But EDS, Lockheed Martin and CSC still in the running...
By Andy McCue
Published: 17 December 2003 12:55 GMT
IBM has been dropped by the Ministry of Defence in the bidding for its £4bn 10-year outsourcing contract.
The IBM-led consortium of BAE Systems, Computacenter, Steria, NTL and Echelon was one of four bids for the lucrative Defence Information Infrastructure (DII) deal.
The MoD announced today it has selected three parties for the next stage of the procurement process. These are the EDS-led Atlas consortium of Fujitsu, Cogent, General Dynamics and LogicaCMG; the Lockheed Martin-led bid with Deloitte Consulting, Hewlett Packard, QinetiQ, SAIC and Unisys; and the CSC-led Radii group of BT, CGEY and Thales e-security.
The preferred bidder will be given a 10-year contract to design and build a single information infrastructure for the MoD, covering some 177,000 desktops and disparate systems worldwide.

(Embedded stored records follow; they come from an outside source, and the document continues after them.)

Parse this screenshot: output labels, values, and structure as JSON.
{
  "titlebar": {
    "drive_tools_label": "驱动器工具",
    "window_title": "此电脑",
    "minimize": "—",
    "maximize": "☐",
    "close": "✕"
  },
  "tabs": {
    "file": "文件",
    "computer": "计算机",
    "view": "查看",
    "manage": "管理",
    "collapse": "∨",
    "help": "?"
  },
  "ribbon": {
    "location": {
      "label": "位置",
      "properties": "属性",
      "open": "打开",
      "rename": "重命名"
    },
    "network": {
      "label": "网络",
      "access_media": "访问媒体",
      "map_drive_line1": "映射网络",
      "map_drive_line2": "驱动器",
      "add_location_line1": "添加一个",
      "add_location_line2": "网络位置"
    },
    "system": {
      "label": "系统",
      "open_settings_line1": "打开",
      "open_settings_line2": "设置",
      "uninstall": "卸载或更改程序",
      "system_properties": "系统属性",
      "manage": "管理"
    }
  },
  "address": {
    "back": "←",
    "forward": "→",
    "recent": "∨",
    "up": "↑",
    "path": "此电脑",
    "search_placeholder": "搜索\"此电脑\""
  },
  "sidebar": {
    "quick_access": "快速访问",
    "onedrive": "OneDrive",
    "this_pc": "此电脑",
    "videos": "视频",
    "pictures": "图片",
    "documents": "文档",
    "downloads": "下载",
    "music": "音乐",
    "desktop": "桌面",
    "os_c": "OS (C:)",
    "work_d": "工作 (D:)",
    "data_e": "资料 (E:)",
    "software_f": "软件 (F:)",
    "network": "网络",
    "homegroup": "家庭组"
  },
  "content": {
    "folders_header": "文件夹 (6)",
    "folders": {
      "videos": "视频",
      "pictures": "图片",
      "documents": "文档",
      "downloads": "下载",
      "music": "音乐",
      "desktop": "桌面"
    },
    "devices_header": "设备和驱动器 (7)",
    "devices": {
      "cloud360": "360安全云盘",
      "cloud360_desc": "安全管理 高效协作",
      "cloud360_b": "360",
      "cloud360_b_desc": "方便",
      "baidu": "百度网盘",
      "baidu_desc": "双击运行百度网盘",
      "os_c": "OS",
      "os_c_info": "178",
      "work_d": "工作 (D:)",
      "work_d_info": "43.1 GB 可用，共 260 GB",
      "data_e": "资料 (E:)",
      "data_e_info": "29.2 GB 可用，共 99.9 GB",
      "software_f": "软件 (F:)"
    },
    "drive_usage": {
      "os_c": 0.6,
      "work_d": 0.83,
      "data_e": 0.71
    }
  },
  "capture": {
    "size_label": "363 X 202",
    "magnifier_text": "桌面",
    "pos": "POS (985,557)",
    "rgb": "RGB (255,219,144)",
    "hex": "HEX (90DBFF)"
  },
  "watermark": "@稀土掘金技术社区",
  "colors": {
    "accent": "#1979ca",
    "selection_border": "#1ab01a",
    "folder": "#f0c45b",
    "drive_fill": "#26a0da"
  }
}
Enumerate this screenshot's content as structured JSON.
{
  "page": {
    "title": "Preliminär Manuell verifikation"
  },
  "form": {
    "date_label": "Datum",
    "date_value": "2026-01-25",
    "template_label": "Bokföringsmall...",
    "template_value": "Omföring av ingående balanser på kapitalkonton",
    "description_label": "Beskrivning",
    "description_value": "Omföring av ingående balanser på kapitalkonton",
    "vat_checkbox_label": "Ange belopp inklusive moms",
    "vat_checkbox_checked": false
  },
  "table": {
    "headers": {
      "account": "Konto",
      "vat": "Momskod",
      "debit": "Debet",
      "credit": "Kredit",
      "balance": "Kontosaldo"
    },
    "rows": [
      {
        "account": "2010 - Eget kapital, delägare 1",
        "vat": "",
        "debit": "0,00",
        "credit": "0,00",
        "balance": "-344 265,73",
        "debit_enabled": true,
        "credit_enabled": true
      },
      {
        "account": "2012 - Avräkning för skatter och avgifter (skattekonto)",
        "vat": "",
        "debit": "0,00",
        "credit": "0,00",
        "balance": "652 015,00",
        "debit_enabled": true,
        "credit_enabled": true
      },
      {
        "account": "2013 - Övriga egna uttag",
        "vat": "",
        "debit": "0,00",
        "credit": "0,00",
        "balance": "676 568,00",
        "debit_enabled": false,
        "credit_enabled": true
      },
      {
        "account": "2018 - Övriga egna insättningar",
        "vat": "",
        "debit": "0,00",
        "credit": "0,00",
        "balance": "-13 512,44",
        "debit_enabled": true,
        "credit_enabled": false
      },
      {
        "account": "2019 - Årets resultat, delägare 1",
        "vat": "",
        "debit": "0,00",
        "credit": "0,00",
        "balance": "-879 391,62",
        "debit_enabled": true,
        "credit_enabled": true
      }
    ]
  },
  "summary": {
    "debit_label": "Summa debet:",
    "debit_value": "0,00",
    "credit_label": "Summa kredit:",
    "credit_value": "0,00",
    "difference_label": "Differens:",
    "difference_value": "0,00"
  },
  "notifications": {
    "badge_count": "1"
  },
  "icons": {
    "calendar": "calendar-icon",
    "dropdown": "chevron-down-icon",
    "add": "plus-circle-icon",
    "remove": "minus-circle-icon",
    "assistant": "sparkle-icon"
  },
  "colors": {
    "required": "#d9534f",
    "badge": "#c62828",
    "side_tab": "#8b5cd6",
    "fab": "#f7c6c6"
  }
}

A spokeswoman for the MoD told silicon.com the talks will begin again in January.
"We begin the negotiation phase with the three remaining consortia which commences on 19 January and is expected to last about three months," she said.
The winning bidder will be selected in the autumn with an announcement due before the end of next year.
Gary Mellor, CEO of the Radii consortium, said in a statement that he is "delighted" by the news. "We have worked hard to develop a flexible partnering framework which is focused on delivering tangible benefits to the MoD by infusing the very best in solutions and service delivery capabilities," he said.